1. Alarm in Bluedroid
bluedroid 中采用了 POSIX 定时器, 其主要函数有3个
/* 创建定时器
* clock_id :基于哪一种时钟,取值为 CLOCK_REALTIME ,CLOCK_MONOTONIC 等等
* evp :包含定时到期时的信号内型及 callback 函数指针等
* timerid :将指向创建好的定时器ID
*/
int timer_create(clockid_t clock_id, struct sigevent *evp, timer_t *timerid)
/* 负责启动或停止timer_create创建的定时器
* timerid : 上面获取到的定时器ID
* flags : 说明定时器使用的是相对时间还是绝对时间
* value : 设置timerid指定的定时器时间, 其中 it_interval 为周期的时间
*/
int timer_settime(timer_t timerid, int flags, const struct itimerspec *value, struct itimerspect *ovalue);
// 删除一个定时器:
int timer_delete (timer_t timerid);
bluedroid 中定时器相关的函数都在 alarm.c 中实现, 下面根据 alarm.h 中申明的几个函数来看是怎样使用的。
alarm_new
在使用时首先创建 alarm ,
// 创建一个 one-time off alarm
alarm_t *alarm_new(const char *name) {
return alarm_new_internal(name, false);
}
// 创建一个 periodic alarm
alarm_t *alarm_new_periodic(const char *name) {
return alarm_new_internal(name, true);
}
static alarm_t *alarm_new_internal(const char *name, bool is_periodic) {
// alarms 不存在时调用 lazy_initialize 来初始化
if (!alarms && !lazy_initialize()) {
assert(false); // if initialization failed, we should not continue
return NULL;
}
...... //稍后在来追下面的内容
}
先来看 lazy_initialize ,回头在来看 alarm_new_internal 后面的处理
static bool lazy_initialize(void) {
bool timer_initialized = false;
bool wakeup_timer_initialized = false;
//创建一个 list_t ,由alarms 指向他
alarms = list_new(NULL);
// 创建 timer 定时器
if (!timer_create_internal(CLOCK_ID, &timer))

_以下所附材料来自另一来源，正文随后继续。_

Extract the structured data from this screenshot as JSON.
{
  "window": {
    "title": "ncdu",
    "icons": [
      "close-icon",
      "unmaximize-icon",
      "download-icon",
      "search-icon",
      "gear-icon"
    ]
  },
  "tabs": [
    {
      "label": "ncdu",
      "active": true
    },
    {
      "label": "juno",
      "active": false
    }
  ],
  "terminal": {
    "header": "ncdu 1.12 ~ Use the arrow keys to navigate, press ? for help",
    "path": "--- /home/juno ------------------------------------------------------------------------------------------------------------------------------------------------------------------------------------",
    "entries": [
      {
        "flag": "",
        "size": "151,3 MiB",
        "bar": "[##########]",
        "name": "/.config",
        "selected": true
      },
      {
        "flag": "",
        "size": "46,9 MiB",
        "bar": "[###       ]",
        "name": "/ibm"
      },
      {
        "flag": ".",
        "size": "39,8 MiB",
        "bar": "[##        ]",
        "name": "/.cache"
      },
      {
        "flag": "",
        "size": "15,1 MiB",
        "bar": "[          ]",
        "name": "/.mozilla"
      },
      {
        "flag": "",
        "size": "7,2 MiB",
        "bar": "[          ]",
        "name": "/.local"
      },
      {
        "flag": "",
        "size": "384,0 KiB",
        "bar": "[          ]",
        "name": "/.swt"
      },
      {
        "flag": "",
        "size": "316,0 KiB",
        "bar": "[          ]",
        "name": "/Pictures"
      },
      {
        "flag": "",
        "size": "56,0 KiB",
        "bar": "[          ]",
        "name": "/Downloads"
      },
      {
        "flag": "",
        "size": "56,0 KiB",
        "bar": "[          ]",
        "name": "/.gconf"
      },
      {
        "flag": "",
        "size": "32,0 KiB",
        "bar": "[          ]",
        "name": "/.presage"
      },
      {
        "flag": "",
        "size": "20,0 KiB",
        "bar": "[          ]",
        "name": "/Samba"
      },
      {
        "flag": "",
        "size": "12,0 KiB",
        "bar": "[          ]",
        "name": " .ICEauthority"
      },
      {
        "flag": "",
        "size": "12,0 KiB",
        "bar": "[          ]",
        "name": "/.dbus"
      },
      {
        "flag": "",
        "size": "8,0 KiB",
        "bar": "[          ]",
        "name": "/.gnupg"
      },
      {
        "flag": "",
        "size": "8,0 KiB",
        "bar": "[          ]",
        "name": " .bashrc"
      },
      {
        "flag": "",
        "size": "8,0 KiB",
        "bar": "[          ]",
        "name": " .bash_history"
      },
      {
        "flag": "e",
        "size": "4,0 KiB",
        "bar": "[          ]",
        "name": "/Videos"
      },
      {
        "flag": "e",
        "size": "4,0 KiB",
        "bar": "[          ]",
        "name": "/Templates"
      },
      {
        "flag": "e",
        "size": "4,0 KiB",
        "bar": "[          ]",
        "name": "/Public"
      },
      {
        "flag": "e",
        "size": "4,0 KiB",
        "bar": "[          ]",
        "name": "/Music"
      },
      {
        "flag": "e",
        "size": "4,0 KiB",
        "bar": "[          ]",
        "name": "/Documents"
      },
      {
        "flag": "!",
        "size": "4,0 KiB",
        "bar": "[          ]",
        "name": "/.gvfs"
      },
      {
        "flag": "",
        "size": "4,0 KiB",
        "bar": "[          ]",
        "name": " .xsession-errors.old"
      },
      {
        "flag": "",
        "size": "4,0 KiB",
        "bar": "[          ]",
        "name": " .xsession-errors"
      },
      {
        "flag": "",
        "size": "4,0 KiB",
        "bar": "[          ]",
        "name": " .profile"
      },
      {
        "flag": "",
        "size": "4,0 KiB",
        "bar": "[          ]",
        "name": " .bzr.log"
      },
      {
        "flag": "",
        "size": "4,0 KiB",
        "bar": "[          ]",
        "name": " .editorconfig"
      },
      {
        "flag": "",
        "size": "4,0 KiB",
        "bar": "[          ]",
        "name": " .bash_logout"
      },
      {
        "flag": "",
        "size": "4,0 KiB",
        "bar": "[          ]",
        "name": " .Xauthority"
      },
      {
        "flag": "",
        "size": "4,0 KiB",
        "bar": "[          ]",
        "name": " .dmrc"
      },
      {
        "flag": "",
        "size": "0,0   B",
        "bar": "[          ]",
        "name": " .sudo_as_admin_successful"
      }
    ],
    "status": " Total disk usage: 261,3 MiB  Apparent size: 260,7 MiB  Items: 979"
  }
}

===> static bool timer_create_internal(const clockid_t clock_id, timer_t *timer) {
struct sigevent sigevent;
sigevent.sigev_notify = SIGEV_THREAD;
// 处理函数都是 timer_callback
sigevent.sigev_notify_function = (void (*)(union sigval))timer_callback;
if (timer_create(clock_id, &sigevent, timer) == -1) {
......
return false;
}
return true;
}
goto error;
timer_initialized = true;
// 创建 wakeup_timer 定时器
if (!timer_create_internal(CLOCK_ID_ALARM, &wakeup_timer))
goto error;
wakeup_timer_initialized = true;
alarm_expired = semaphore_new(0);
// 创建工作线程 default_callback_thread
default_callback_thread = thread_new_sized("alarm_default_callbacks",
SIZE_MAX);
// 设定高优先级 (-19)
thread_set_priority(default_callback_thread, CALLBACK_THREAD_PRIORITY_HIGH);
/* 创建消息对立 default_callback_queue ,将其由default_callback_thread 来处理
alarm_register_processing_queue 中设定最后的处理函数为 alarm_register_processing_queue */
default_callback_queue = fixed_queue_new(SIZE_MAX);
alarm_register_processing_queue(default_callback_queue,
default_callback_thread);
dispatcher_thread_active = true;
dispatcher_thread = thread_new("alarm_dispatcher");
thread_set_priority(dispatcher_thread, CALLBACK_THREAD_PRIORITY_HIGH);
// 关键函数,运行 callback_dispatch , 处理定时器到期
thread_post(dispatcher_thread, callback_dispatch, NULL);
return true;
...... // error 处理
}
这里创建了一个 list_t 指针alarms , 两个定时器 timer 和 wakeup_timer , 另外创建了两个工作线程 default_callback_thread 和 dispatcher_thread 。 其中 dispatcher_thread 运行 callback_dispatch , 功能是定时器到期的处理,后面再来看他的代码。
再来继续看 alarm_new_internal
static alarm_t *alarm_new_internal(const char *name, bool is_periodic) {
if (!alarms && !lazy_initialize()) {
assert(false); // if initialization failed, we should not continue
return NULL;
}
pthread_mutexattr_t attr;
pthread_mutexattr_init(&attr);
alarm_t *ret = osi_calloc(sizeof(alarm_t));
// Make this a recursive mutex to make it safe to call |alarm_cancel| from
// within the callback function of the alarm.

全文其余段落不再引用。